3.1 Lab Exercises

Overview

In this lab, we will learn the basics of working with PacBio HiFi (CCS) reads.

We will do three major things in this lab:

  • Explore the format of raw PacBio HiFi data

  • Sanity check our data using NCBI BLAST

    “If everything was perfect, you would never learn and you would never grow.” -Beyoncé

Task A

Step 1: Explore the format and do a sanity check

Let’s review the basics of PacBio HiFi sequencing, otherwise known as CCS (Circular Consensus Sequencing). If you need a quick refresher on PacBio HiFi sequencing, here’s a quick 2 minute clip. The premise of PacBio HiFi is that PacBio sequencing has an inherent ~8% error rate per molecule. However, if you keep rolling the circular template around the ZMW, you can generate 10-20+ passes (subreads) of that single molecule. The subreads can then be aligned and used to build a consensus HiFi read that is >99% accurate, depending on how many subread passes it contains.

PACBio Circular Consensus Sequencing (CCS)

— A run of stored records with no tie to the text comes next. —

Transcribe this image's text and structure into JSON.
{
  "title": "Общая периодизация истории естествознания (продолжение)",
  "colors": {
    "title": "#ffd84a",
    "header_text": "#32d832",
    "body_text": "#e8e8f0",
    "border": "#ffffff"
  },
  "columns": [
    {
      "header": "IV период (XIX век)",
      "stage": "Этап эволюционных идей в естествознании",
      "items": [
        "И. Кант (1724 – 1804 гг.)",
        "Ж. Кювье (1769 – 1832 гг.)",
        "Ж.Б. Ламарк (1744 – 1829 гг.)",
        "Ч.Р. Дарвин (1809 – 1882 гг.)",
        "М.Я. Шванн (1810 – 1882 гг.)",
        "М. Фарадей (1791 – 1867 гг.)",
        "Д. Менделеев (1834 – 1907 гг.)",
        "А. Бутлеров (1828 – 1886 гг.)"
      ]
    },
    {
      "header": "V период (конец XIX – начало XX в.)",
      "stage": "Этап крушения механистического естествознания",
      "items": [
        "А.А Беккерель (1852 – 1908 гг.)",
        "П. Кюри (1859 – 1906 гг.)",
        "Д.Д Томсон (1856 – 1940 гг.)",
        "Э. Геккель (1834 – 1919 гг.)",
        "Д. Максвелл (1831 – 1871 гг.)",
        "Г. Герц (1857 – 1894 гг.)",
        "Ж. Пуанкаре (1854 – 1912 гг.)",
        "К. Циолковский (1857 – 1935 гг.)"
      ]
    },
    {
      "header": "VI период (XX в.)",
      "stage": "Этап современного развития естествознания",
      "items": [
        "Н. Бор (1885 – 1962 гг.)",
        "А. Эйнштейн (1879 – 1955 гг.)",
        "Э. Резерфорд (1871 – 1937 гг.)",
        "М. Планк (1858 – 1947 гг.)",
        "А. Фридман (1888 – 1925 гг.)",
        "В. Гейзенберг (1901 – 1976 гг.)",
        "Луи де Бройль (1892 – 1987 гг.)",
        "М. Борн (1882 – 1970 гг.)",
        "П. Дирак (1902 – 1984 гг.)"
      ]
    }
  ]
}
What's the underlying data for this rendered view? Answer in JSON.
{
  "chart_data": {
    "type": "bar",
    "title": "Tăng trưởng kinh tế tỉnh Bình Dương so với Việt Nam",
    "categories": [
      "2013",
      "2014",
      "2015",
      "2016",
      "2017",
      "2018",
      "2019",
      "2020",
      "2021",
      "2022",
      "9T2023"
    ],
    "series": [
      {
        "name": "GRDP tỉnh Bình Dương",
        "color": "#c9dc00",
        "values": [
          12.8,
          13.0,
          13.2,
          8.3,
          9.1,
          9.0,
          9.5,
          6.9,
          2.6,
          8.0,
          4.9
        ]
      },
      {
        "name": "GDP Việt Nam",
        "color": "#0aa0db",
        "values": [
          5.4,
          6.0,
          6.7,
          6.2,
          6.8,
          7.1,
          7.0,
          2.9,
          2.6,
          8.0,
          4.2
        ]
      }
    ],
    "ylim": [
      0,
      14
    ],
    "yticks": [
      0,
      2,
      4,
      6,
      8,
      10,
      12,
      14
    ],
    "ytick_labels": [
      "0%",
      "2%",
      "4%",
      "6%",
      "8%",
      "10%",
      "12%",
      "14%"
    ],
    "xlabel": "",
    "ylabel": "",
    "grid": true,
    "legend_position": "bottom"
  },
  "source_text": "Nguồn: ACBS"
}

Advantages of HiFi reads for variant discovery and genome assembly - Speaker Deck

In this class, we generated two PacBio HiFi flow cells worth of data. Each flow cell produces a .fastq.gz file. The raw PacBio HiFi data for Toomer’s Oak is in /scratch with two files:

  • m64103_210818_191603.fastq.gz

  • m64103_210825_210414.fastq.gz

First, explore the data a little bit. This is just a regular fastq file — four lines, except the lines are much longer than an Illumina fastq file. As a reminder, to explore just the first read:

zcat /scratch/m64103_210818_191603.fastq.gz | head -n 4

I like to do sanity checks on my data. Is this really the species I think it is? BLAST is a simple way to check. BLAST is an alignment and search algorithm that is widely used: it will become part of your everyday toolkit. NCBI uses BLAST in a way that allows you to search against the entirety of the collection; that is, you can search any sequence against every nucleotide in their database (which is a lot). Copy a chunk of sequence, e.g. 10 lines or more, and copy/paste it into the white box saying “Enter Query Sequence”. Change the “Program Selection: Optimize For…” to “somewhat similar sequences (blastn)”. Then press BLAST.

BLAST Screenshot

Phew! Most of the top hits are Quercus species or related.

BLAST results screenshot

Mastering Content

Your first job: Use any tool to 1) calculate the total number of bases sequenced, and 2) based on your GenomeScope genome size estimate, calculate the PacBio sequencing coverage. Use google and your classmates. Remember: you have total freedom. Install a useful piece of software if you find one. This is the essence of computational biology.

Insert your answer as a comment into the Google Doc: How many GB of sequencing data did we generate, and what X coverage of our estimated genome size did we sequence?

Bonus: Can you find a way to plot the read length distribution? Is there a piece of software that already exists?